Gomes Bruno Belmonte Martinelli, Ferreira Natasha Nicos, Garibaldi Pedro Manoel Marques, Dias Cassia Fernanda Sales de Lima, Silva Letícia Nakamura, Almeida Maria Aparecida Alves Leite Dos Santos, de Moraes Glenda Renata, Covas Dimas Tadeu, Kashima Simone, Calado Rodrigo Tocantins, Fonseca Benedito Antônio Lopes, Volpe Gustavo Jardim, Borges Marcos de Carvalho
University of São Paulo, Ribeirão Preto Medical School, Avenida Bandeirantes, 3900, Ribeirão Preto, SP, Brazil.
Clinical Research Center - S, Rua Treze de Maio, 438, Serrana, SP, Brazil.
Heliyon. 2024 Nov 9;10(22):e40113. doi: 10.1016/j.heliyon.2024.e40113. eCollection 2024 Nov 30.
SARS-CoV-2 variants have distinct features of transmissibility, infectivity, and aggressiveness that may cause different clinical manifestations. A better understanding of the disease presentation and progression could help to outline more precise preventive and treatment frameworks. This study describes the differences in COVID-19 presentation and outcomes across five variant waves.
This prospective cohort was conducted in Serrana, São Paulo State, Brazil. Clinical and demographic data was obtained from June 2020 to December 2022 as part of an enhanced health surveillance system for COVID-19, based on increasing access to diagnostic testing for SARS-CoV-2 and patient follow-up. Individuals were assessed for COVID-19 symptoms and comorbidities. Mild cases were followed up for at least 14 days, and severe cases until discharge or death. Samples were genetically sequenced, and variant waves were determined based on global SARS-CoV-2 variant predominance (>90 % sequenced samples), being as follows: Ancestral, Delta, Gamma, Omicron BA.1, and Omicron BA.2 waves. The relationship between clinical data and disease outcomes was analyzed in each variant wave.

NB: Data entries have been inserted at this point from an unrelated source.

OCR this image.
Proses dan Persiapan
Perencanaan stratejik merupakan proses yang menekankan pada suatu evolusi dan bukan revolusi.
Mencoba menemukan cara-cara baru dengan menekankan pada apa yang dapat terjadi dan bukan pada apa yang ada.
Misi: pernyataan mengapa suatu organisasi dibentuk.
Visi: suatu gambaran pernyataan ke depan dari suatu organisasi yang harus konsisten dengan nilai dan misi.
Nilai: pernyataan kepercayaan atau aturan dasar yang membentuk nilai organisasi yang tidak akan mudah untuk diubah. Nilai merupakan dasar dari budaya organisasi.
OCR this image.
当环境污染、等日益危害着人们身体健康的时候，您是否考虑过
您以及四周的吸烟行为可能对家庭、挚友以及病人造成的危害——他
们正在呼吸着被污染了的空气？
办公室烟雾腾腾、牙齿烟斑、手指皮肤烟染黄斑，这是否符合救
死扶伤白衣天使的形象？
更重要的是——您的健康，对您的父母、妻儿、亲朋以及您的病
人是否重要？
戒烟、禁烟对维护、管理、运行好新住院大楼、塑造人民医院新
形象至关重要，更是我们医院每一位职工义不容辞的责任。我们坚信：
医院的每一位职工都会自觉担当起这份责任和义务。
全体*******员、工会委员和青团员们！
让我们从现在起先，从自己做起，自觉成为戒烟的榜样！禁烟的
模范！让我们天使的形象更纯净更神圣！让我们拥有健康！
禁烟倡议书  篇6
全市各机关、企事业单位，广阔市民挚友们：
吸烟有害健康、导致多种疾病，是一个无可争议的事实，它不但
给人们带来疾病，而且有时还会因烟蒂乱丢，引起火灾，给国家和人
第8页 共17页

Patients infected during the Delta wave were the youngest (36.1 ± 18.2 years, p < 0.001). The proportion of female patients was higher across all waves. Positivity rate, disease severity, and COVID-19-related deaths varied among them. Ageusia and anosmia were related to SARS-CoV-2 positivity during the Ancestral, Gamma, and Delta waves but not in Omicron BA.1 and Omicron BA.2 waves. Diarrhea presented a lower chance of positivity only in Omicron BA.1 and Omicron BA.2. Dyspnea was the most consistent risk factor for severity across all waves.
Although patients with COVID-19 from different SARS-CoV-2 variants shared some clinical-epidemiological characteristics, each variant presented distinguishable features related to positivity and severity. This could help to understand the dynamics of COVID-19 variants and update recommendations for clinical practice.
严重急性呼吸综合征冠状病毒2(SARS-CoV-2)变体具有不同的传播性、传染性和侵袭性特征,可能导致不同的临床表现。更好地了解疾病表现和进展有助于制定更精确的预防和治疗框架。本研究描述了五个变体流行阶段中冠状病毒病(COVID-19)表现和结果的差异。
这项前瞻性队列研究在巴西圣保罗州的塞拉纳进行。作为COVID-19强化健康监测系统的一部分,从2020年6月至2022年12月获取临床和人口统计学数据,这基于对SARS-CoV-2诊断检测和患者随访的可及性增加。对个体进行COVID-19症状和合并症评估。轻症病例随访至少14天,重症病例随访至出院或死亡。对样本进行基因测序,并根据全球SARS-CoV-2变体优势(>90%测序样本)确定变体流行阶段,如下:原始毒株、德尔塔、伽马、奥密克戎BA.1和奥密克戎BA.2流行阶段。分析每个变体流行阶段临床数据与疾病结果之间的关系。
在德尔塔流行阶段感染的患者最年轻(36.1±18.2岁,p<0.001)。各流行阶段女性患者比例均较高。阳性率、疾病严重程度和COVID-19相关死亡在各阶段有所不同。嗅觉减退和嗅觉丧失在原始毒株、伽马和德尔塔流行阶段与SARS-CoV-2阳性相关,但在奥密克戎BA.1和奥密克戎BA.2流行阶段则不然。腹泻仅在奥密克戎BA.1和奥密克戎BA.2流行阶段阳性几率较低。呼吸困难是所有流行阶段严重程度最一致的危险因素。
尽管感染不同SARS-CoV-2变体的COVID-19患者有一些临床流行病学特征,但每个变体都呈现出与阳性率和严重程度相关的可区分特征。这有助于理解COVID-19变体的动态变化并更新临床实践建议。